5 Ways To Brand Your Small Business

Small Business Branding

According to Entrepreneur, branding is “the marketing practice of creating a name, symbol or design that identifies and differentiates a product from other products.” Branding your small business, which is often touted as one of the most necessary aspects of marketing, can be executed more easily than you might think.

Rather than branding being an extra step that you take in your marketing efforts, the secret to branding is simply about being consistent in how you communicate with customers and potential clients during existing touchpoints, defined in ‘This is Service Design Thinking,’ as, “every contact point between a customer and the service provider.”

Most, if not all, business owners have already developed their company’s brand identity through the careful curation of a corporate voice, a recognizable logo and a memorable tagline. Once you’ve created your brand identity, you should make your brand work for you by leveraging it at every available opportunity:

1) Website. For many businesses, a website is the primary touchpoint, the first contact point with a potential customer. Your website functions on several levels; mostly, viewers visit your site to learn more about your services and/or products and to glean what differentiates your business from your competitors. Leveraging your brand identity, at this point, ensures that potential customers will leave your website with both a clear understanding of your offerings and an enduring impression of your business.

Let your brand permeate your website and leave its mark. Colors, fonts and page design should be consistent with your company’s logo and any branded images that appear on the site. Additionally, the voice of your company, the personality that your company’s brand personifies, should always accompany the content on your page. Whether that’s a professional, straightforward voice or an informal, funny or sarcastic voice (think Groupon), the goal is to integrate the tone of your brand identity into all written content.

2) Social Media. Social media platforms are an extension of your company’s online profile and another major touchpoint with existing and potential customers. While your website functions primarily to inform viewers of your products and/or services, the ‘what we do,’ your social media profiles chiefly communicate your brand, the ‘who we are,’ to followers and friends. Through consistent and determined social media management, you can leverage your brand to generate a true following of customers who will connect with your company on a more personal level.

Consistency in brand marketing is still paramount. The same tone that you evoke on your website should be adopted in every Social Media post, instilling a sense of personality to your business with which your customers can interact. By carefully choosing images, links and reposts of other content, which correspond to your company’s brand, you will increase your brand equity and maximize the efficacy of your social media campaigns.

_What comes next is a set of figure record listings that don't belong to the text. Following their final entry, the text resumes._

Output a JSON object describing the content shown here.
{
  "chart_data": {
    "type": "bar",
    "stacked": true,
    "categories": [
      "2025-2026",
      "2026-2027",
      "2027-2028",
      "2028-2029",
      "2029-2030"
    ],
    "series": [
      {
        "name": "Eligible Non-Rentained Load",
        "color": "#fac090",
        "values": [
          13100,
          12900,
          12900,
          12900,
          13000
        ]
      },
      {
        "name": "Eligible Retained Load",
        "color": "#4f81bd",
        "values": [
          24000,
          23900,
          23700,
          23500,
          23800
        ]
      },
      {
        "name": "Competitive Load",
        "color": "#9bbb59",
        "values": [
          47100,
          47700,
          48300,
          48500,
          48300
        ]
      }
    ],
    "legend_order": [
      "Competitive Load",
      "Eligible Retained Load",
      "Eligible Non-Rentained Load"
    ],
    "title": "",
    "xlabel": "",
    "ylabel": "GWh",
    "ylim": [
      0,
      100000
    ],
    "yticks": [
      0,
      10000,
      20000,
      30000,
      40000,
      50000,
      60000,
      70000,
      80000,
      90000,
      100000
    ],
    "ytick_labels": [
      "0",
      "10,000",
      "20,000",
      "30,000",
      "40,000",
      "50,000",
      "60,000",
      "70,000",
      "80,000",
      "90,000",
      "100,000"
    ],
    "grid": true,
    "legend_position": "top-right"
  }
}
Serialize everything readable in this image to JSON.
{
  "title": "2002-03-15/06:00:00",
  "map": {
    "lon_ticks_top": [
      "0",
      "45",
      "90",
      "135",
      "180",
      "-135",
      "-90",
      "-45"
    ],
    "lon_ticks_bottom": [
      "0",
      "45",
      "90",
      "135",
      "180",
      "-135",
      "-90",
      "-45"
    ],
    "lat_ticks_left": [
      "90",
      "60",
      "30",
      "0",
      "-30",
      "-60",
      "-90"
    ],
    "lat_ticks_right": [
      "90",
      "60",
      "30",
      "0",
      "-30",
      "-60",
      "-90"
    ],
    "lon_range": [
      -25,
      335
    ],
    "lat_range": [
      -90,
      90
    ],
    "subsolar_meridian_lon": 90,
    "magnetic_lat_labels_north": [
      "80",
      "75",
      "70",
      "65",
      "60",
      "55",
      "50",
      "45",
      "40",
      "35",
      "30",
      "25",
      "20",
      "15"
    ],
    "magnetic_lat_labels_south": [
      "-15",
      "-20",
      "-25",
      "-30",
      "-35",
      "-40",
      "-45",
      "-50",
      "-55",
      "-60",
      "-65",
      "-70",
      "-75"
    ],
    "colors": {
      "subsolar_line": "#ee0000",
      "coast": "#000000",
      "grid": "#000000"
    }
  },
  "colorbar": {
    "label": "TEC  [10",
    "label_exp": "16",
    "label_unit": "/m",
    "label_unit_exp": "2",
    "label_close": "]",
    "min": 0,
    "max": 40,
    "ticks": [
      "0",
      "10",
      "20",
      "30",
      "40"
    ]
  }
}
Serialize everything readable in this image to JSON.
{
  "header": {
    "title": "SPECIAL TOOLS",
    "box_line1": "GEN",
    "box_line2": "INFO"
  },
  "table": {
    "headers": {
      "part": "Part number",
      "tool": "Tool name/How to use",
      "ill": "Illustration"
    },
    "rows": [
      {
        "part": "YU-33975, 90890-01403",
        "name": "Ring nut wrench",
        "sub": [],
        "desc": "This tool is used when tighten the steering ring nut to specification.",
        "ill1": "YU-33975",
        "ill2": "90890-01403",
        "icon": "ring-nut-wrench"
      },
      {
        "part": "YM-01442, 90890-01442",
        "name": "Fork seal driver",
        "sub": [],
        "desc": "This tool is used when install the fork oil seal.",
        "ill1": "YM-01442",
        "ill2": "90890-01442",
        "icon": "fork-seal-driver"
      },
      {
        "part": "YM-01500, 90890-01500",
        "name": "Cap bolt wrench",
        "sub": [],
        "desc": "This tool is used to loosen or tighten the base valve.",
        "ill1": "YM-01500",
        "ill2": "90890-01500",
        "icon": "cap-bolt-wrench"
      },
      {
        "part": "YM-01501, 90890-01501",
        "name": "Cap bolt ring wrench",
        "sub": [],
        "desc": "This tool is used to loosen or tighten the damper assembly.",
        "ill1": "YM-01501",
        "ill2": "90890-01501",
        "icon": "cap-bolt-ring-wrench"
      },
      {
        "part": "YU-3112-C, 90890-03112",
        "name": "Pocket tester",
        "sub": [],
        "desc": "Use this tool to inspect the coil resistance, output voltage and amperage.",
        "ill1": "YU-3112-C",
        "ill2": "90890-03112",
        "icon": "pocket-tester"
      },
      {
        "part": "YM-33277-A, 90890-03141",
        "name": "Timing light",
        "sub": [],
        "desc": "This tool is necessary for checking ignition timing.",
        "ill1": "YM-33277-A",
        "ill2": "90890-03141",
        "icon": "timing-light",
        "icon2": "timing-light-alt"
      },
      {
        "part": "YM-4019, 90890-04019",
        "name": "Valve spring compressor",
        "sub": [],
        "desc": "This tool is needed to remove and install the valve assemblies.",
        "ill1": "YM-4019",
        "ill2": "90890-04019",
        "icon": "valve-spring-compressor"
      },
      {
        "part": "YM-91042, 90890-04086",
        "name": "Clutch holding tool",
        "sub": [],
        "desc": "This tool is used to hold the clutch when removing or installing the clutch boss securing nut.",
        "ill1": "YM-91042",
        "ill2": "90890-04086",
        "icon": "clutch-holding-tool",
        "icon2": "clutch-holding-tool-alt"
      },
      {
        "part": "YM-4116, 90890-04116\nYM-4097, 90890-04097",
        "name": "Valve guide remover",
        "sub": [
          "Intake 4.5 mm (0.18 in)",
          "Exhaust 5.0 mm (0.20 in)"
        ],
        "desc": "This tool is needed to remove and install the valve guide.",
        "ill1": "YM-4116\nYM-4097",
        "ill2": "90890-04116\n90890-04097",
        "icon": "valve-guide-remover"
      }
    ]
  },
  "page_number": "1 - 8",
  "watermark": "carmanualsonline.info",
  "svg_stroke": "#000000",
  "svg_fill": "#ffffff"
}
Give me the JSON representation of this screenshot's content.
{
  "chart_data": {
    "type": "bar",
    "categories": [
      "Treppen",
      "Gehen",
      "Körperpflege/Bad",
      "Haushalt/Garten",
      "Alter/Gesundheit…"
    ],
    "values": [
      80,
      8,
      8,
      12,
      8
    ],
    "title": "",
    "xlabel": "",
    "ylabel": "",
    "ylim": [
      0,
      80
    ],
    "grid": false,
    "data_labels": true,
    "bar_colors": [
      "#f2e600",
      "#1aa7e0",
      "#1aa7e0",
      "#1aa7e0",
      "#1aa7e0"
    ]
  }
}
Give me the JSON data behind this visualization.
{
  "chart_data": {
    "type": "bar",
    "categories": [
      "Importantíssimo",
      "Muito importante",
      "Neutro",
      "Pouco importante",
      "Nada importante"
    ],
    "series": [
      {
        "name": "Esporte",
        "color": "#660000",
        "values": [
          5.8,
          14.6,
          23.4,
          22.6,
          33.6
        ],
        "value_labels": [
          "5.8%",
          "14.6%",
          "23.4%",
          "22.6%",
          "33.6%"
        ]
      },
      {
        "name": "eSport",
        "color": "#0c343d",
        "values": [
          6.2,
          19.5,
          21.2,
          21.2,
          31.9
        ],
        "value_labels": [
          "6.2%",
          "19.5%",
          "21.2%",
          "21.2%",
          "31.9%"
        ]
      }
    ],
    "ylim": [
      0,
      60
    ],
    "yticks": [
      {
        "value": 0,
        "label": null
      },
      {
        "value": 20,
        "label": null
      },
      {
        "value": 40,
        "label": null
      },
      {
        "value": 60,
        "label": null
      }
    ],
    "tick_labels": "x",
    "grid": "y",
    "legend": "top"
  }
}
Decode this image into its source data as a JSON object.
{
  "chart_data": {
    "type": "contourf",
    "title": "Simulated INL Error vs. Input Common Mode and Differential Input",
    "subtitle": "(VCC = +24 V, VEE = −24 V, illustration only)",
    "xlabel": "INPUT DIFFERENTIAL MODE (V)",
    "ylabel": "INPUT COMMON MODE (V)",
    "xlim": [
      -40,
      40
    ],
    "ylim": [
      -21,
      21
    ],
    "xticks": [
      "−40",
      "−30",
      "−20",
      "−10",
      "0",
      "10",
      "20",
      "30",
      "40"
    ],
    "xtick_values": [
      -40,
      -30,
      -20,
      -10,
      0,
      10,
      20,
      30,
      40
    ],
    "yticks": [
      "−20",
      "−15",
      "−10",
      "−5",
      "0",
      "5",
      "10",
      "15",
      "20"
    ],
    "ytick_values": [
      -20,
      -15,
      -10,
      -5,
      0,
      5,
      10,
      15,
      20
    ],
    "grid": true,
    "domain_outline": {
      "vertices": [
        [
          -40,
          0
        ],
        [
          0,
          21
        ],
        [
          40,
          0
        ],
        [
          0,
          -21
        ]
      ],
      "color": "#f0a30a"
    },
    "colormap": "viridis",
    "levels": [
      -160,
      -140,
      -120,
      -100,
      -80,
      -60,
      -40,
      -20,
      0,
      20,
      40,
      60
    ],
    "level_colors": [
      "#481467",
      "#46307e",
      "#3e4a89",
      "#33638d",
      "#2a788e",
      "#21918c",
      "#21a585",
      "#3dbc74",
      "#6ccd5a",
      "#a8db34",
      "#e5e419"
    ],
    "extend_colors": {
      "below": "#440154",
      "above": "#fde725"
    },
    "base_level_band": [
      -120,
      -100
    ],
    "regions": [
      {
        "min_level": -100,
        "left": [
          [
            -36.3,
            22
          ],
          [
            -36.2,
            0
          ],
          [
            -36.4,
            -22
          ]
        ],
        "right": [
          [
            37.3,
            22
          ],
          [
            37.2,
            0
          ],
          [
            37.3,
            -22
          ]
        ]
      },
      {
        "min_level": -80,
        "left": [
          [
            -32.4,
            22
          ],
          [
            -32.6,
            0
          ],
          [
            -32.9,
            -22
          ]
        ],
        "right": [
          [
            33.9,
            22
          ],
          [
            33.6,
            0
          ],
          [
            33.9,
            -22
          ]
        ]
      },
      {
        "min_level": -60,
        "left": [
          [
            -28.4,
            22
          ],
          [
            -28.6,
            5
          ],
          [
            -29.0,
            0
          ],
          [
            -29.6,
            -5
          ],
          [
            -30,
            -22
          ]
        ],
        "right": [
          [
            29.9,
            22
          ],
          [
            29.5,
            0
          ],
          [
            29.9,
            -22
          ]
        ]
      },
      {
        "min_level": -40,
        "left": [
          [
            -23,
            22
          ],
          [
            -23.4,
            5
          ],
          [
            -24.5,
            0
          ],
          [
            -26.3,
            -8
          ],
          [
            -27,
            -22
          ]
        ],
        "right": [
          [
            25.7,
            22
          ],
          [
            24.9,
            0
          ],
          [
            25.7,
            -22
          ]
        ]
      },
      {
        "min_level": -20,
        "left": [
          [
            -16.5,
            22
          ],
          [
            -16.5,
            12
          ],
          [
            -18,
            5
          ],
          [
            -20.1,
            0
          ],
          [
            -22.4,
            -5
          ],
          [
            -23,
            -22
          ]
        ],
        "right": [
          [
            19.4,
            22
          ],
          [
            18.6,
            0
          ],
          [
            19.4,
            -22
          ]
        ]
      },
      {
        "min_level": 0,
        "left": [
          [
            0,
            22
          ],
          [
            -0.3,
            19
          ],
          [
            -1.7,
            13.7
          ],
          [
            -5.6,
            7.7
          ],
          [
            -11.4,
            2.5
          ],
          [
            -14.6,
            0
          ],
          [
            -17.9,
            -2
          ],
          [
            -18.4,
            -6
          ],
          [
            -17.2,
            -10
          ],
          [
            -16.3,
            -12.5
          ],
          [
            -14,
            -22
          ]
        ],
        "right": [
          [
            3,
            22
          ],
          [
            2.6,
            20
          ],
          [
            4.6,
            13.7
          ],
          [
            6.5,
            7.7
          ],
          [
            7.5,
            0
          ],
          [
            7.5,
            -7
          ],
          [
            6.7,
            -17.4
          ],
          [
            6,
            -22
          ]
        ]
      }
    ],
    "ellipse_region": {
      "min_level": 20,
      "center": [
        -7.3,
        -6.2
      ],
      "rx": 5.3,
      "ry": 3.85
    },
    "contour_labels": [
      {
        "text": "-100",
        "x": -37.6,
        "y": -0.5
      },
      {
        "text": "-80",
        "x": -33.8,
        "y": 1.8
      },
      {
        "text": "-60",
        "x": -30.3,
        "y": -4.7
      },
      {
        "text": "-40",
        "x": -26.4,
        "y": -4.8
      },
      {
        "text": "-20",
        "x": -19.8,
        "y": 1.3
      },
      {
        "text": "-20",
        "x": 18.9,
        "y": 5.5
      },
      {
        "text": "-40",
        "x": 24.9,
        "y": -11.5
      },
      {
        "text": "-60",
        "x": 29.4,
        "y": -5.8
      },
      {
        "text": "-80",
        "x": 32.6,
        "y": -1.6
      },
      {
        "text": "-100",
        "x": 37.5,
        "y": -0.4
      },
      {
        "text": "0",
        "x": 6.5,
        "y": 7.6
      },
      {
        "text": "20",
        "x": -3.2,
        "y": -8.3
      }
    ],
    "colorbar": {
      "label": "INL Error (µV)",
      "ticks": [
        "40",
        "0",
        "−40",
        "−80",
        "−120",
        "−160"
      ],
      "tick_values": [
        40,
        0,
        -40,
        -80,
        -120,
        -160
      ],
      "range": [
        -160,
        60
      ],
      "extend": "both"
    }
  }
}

3) On Site Location. While brand marketing can tremendously increase your company’s online performance, integrating your brand identity on site can further enhance customer relationships with your business. Many times, companies start their brand marketing efforts onsite and define their brand identity (voice, logo, tagline etc.) based on how they are already interacting with customers. On site brand marketing, whether it’s at your storefront, restaurant, office or warehouse, is, perhaps, the most important touchpoint, as it is usually the setting where your company is actively serving your customers.

Ways to make your brand work for you on site include the same efforts that you employ during online brand marketing. The key to effective brand marketing, in any industry, is consistency. Maintaining consistent designs, logos, colors and voice across every touchpoint increases the level of brand recognition that your customers experience with your company. Be sure to integrate those elements into the layout and design of your space and into the way that you engage with customers.

4) Sales Collateral. A basic principle of branding is to employ it everywhere. This includes within all the sales materials that your company may create, such as menus, coupons/ads, and newsletters. While these items are meant to educate potential customers, they can also work to communicate your brand identity by including your company’s brand elements into the content. This will increase both the impact of the content and the brand recognition for your target audience.

5) Events. Events serve as a unique way to interact with potential customers in a new medium, such as at a webinar, expo or trade show. You should interact with attendees with the same voice, tone and company personality that you promote online and on site. By applying the elements of your company’s brand identity (such as design, logos, taglines and voice), you’ll promote a memorable experience that your audience will recall long after the event ends.

Embrace these five touchpoints, answering the important questions about your business—what you do, who you are, how you do it and where you do it, and branding will be an everyday and commonplace occurrence. Being aware and consistent with your branding through each consumer interaction will allow you to strengthen your relationship with potential and current customers, one contact or touchpoint, at a time!